What is the area of triangle which is enclosed by three lines 4x-3y=12,2x+y=6 and x=0? (Ans:15)
First solve the given equations by substitution :-> Get the value of x
and y
:-> plot them :-> Find area
yeah, I substituted and got (0, -4) and (0,6) … after that what?
Graph it on a Cartesian Plane
Solve equations 4x - 3y = 12 and 2x + y = 6 to get the point (3,0)
When you plot these lines on the graph, you can see the height is 3 and the base is 10 (distance from [0,-4] to [0,6]).
Substitute these values into the area of a triangle formula = \frac{1}2\times b \times h
= \frac{1}2\times 3 \times 10 = 15
If you’re not actively working on the solution and just want the answer then its not a very good way to learn, you need to force yourself to critically think (that’s why I didn’t provided you the solution).

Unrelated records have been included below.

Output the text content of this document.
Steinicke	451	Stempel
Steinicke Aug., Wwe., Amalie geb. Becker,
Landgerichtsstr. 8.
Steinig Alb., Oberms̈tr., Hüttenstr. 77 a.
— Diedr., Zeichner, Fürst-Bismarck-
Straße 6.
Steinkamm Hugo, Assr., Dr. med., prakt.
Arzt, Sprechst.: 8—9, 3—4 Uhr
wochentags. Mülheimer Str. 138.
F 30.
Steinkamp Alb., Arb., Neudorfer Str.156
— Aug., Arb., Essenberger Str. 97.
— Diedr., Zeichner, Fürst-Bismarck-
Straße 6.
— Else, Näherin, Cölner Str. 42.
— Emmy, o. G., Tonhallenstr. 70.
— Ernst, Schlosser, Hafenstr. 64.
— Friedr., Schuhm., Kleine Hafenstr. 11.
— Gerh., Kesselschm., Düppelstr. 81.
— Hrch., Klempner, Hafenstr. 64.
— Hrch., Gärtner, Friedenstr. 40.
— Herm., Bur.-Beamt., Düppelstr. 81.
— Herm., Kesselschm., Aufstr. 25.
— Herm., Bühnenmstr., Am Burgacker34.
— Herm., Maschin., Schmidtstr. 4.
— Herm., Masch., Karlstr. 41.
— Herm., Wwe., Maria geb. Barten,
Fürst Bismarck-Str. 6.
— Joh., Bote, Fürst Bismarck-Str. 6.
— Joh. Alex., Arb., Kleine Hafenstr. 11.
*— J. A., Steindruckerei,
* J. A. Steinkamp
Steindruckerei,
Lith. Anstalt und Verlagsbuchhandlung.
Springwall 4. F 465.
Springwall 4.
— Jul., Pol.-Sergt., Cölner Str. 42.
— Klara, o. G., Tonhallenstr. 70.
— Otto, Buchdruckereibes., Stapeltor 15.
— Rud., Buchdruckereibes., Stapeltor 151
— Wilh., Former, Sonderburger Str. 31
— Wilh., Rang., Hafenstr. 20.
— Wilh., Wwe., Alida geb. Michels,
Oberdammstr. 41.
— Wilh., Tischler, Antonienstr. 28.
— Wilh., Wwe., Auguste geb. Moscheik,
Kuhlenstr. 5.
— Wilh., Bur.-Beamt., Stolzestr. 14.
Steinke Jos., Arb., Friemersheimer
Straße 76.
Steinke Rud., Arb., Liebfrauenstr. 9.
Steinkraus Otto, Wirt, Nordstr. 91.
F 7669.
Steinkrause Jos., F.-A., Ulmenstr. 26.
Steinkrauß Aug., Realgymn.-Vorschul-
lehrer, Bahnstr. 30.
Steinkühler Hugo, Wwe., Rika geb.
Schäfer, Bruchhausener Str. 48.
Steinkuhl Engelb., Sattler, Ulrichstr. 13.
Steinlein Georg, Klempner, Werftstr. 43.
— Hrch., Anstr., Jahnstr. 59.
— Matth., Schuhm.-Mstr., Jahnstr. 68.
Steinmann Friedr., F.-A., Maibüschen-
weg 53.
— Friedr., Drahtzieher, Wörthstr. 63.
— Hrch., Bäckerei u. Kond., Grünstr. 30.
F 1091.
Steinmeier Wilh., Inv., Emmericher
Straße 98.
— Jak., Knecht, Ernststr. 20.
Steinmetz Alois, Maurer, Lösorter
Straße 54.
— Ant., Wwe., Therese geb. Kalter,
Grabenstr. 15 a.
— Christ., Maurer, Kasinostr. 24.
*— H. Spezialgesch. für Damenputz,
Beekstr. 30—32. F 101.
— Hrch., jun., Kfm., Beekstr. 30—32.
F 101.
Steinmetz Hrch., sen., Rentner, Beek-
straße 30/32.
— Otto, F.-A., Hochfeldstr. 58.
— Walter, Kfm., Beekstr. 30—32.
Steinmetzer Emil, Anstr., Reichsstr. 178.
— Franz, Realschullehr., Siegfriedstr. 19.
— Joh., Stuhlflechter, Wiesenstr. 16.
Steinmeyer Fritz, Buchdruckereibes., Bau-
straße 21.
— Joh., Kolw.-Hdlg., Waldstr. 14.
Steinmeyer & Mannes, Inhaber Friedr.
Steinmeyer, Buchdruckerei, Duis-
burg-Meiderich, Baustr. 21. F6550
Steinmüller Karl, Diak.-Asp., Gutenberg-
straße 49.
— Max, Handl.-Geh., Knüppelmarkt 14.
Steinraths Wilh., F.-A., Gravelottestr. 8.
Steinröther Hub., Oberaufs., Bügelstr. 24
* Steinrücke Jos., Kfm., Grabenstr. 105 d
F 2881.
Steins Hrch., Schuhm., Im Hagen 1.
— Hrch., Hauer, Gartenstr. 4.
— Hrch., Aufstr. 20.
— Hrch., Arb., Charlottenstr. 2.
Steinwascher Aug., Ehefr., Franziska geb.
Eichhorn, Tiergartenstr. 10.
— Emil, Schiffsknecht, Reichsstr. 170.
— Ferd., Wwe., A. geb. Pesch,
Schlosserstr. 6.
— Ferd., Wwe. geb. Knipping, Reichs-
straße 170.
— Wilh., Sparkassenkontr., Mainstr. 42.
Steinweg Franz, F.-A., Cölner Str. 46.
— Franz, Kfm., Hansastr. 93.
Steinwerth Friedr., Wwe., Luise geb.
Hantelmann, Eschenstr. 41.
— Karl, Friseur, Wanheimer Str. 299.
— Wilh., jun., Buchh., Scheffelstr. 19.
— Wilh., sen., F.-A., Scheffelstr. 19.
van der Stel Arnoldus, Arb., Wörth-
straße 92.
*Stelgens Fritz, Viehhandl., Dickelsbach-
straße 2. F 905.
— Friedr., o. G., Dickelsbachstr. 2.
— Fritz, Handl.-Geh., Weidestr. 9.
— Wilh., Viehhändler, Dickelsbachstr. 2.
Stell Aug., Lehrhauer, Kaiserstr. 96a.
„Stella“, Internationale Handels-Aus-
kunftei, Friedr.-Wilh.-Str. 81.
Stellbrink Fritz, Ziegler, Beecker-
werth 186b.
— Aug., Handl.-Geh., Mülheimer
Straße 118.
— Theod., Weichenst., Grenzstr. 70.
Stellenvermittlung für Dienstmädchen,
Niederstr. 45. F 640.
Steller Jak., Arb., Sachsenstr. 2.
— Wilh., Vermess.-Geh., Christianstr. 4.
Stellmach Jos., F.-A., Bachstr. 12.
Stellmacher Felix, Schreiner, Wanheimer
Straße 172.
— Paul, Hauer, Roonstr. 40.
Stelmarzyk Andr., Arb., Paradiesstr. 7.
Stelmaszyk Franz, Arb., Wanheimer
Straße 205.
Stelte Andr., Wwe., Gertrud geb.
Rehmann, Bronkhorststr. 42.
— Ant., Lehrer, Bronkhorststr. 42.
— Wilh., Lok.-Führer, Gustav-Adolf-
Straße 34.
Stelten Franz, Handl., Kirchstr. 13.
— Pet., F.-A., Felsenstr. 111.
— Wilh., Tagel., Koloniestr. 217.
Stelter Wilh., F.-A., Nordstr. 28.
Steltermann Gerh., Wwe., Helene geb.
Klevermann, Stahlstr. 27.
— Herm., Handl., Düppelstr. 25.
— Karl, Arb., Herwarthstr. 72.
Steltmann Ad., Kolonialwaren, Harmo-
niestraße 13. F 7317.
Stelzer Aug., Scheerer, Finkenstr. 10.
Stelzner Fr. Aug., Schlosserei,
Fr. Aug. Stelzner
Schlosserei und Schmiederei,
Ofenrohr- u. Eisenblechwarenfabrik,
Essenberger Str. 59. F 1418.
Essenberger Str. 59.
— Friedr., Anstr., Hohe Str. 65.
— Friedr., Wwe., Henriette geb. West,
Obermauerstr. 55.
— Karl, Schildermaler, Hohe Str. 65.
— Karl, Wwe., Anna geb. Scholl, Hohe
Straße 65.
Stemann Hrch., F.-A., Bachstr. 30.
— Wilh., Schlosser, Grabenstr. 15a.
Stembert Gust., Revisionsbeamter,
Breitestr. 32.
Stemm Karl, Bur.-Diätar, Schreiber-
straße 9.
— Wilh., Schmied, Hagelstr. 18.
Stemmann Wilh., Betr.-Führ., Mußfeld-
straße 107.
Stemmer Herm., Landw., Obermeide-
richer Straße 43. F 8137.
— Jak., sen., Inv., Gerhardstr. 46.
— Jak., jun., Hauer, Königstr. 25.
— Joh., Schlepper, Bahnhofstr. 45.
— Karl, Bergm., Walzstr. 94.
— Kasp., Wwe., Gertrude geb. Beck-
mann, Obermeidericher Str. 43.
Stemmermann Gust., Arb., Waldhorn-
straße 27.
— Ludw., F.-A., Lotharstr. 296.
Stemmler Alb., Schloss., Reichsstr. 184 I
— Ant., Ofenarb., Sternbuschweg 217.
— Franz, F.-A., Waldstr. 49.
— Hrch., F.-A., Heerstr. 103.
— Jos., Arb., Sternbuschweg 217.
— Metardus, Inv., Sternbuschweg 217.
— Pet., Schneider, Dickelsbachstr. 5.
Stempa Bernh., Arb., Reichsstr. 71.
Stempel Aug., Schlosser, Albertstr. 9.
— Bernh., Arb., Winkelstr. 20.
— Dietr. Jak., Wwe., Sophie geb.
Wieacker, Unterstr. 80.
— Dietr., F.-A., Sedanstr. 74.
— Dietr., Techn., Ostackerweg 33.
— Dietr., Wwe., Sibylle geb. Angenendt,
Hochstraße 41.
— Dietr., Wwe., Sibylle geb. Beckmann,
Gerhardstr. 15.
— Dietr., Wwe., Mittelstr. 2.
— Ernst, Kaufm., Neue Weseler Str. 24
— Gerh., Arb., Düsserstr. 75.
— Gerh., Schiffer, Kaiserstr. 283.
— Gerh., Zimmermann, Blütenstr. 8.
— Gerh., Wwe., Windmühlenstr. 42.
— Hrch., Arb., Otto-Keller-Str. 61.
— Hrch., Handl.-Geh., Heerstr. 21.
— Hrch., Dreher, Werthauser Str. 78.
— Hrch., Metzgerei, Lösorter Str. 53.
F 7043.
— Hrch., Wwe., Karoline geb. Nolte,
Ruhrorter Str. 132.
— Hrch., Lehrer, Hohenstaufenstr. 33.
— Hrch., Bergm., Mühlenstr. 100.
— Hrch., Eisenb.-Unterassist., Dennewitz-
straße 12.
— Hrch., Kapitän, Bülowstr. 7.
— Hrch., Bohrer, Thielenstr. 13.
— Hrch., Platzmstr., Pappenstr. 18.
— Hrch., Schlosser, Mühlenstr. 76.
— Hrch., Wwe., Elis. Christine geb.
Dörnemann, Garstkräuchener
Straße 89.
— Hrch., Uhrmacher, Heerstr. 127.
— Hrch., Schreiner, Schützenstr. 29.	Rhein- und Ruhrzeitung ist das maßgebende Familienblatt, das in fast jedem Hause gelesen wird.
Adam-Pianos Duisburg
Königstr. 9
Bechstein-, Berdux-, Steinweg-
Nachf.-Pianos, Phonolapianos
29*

I worked on it a lot actually before asking. I constructed the graph too and the problem is I don’t understand how the lines intersected with points (0, -4) and (0,6), and how height is calculated. It may be an easy problem, but I cannot visualize it accurately.
This is what the graph look like
And this is how you are able to get this plot :
4x-3y =12 \tag{1}
2x+y = 6 \tag{2}
x = 0 \tag{3}
Now , substituting the value of eq(3): x = 0 in eq(1) and (2), will give you where equation (1) and (2) meet the Y-axis :
Thus, equation(1) meets Y-axis at coordinate(0,-4) and Eq (2) meets Y-axis at coordinate (0,6).
Now, we need to find the common intersection point b/w Eq(1) and Eq(2):
Now putting x=3 in our Eq y=6-2x or y =0
Thus, both the lines meet at (3,0)
Thank you very much for the effort. Now, I get it.